Builders would only build if there is a profit…. If the rent is not high enough to cover all his cost plus leave him some profit, he will not build….. As is the case here, plain and simple….
So if you want rent to drop, don’t look to the builders…. Look to Fed to stop printing money, look to CPC/DPW/DBI to streamline their processes…
Printing money has nothing to do with region specific rent prices and housing supply.
Your are technically correct. In addition to historically-extended, historically-low interest rates, the principle cause of the housing bubble was quantitative easing, which the Federal Reserve implements on computer spreadsheets by swapping deadweight Wall St securities at face value onto its asset ledger, with the banks getting the ginormous windfall from the debit column.
Vulture capitalists and PE pirates with access to these cheap trillions of dollars funded endless unicorns and stock buybacks, which filtered down to the kids who bid up Bay Area housing (along with AirBnB dabblers, RE gamblers, and foreign capital flight).
No printing press necessary!
There is absolutely not an oversupply over hotel space under even quasi-normal circumstances. That’s a big part of the reason why hotel rooms in this area have had such absurdly high nightly rates.
I think what the study doesn’t mention but will be relevant is that in the time period for a projected recovery (i.e., in 2022-2023) there will also likely be a market-flooding rush of supply from “new” AirBnB and VRBO units placed on the illegal hotel market by landlords who can’t rent their units on the regular term rental market. These rental unit vacancies will be due to the exodus of highly-paid, yet not-quite-highly-paid-enough-to-purchase-in-S.F. employees of tech firms and others like them fleeing The City to the suburbs and places outside of the Bay Area where housing for a family is affordable for purchase on their salaries coupled with the resistance of said landlords to lowering asking rents to the new, normal market-clearing price (that is, prices somewhat in line with gross incomes to local workers). And of course almost all of the pre-novel coronavirus illegal hotel rooms will be available as well, presumably at lower rental rates.
Granted, newly-placed AirBnB and VRBO units aren’t entirely interchangeable with lifestyle hotel rooms, but they will certainly decrease the level of occupancy of hotel rooms.
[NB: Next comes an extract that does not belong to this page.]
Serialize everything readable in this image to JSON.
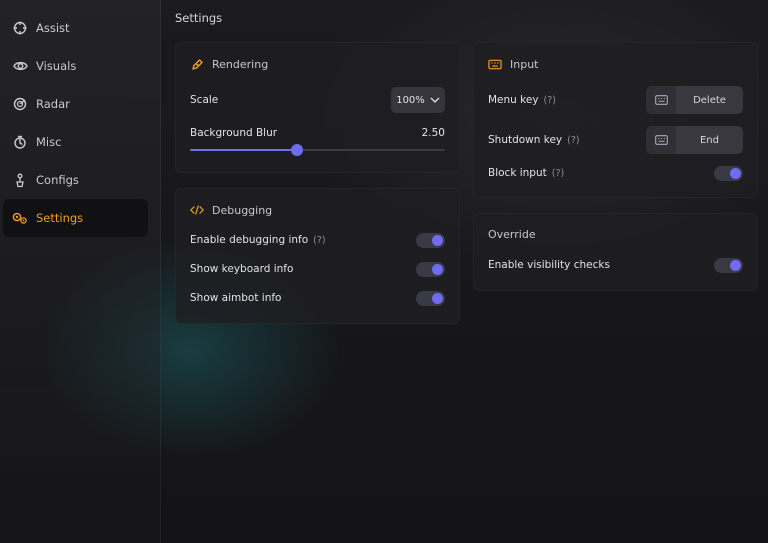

I’d bet the lenders providing the construction financing will have a better handle on that impact than The Hudson Group.
I’d suggest that no one really knows what the Covid situation will look like one year from now, much less 2023.
And I’d suggest (i.e. we know) that this is totally at odds with all available medical evidence that we have.
At odds with what?
We can bet that the COVID situation three months from now will be drastically worse. A recent study found almost 10% of the people at 24th Street BART were HEAVILY infected. 10%.
There is no such thing as “HEAVILY infected.”
The BART news is nothing surprising. We know that SARS-CoV-2 spreads extremely rapidly and asymptomatically. The people who are taking BART are more likely to have jobs involving contact with the public, or else they’d be working from home. More contact with more people means more risk of infection.
What will make things worse is if we keep accelerating our return to normalcy before we have widespread rapid testing and tracing.
Your comment made me chuckle, even if it wasn’t meant to be funny, and I concur with the message of your online handle.
I stayed in Eaton Hong Kong in the Jordan district prior to its odd stylized artistic bent. Never could figure out what their purpose or focus was.
It is hard to imagine how successful they can be with the same concept here but perhaps they are looking to do something with the Strand next door.
Regardless, if they want to spend the money to build it and come up with a successful hotelier business model, let them. They do have a few years to think about their concept, vision, and design.
Hotel rates as recently as Jan/Feb this year were $300-500/night. This pencils out every day of the week and twice on Sunday when this is all said and done.
Except it’s in the middle of a drug induced zombie parade. Who would want to stay there
How were the vacancy rates at Yotel, Good Hotel, and the Prosper before the pandemic hit?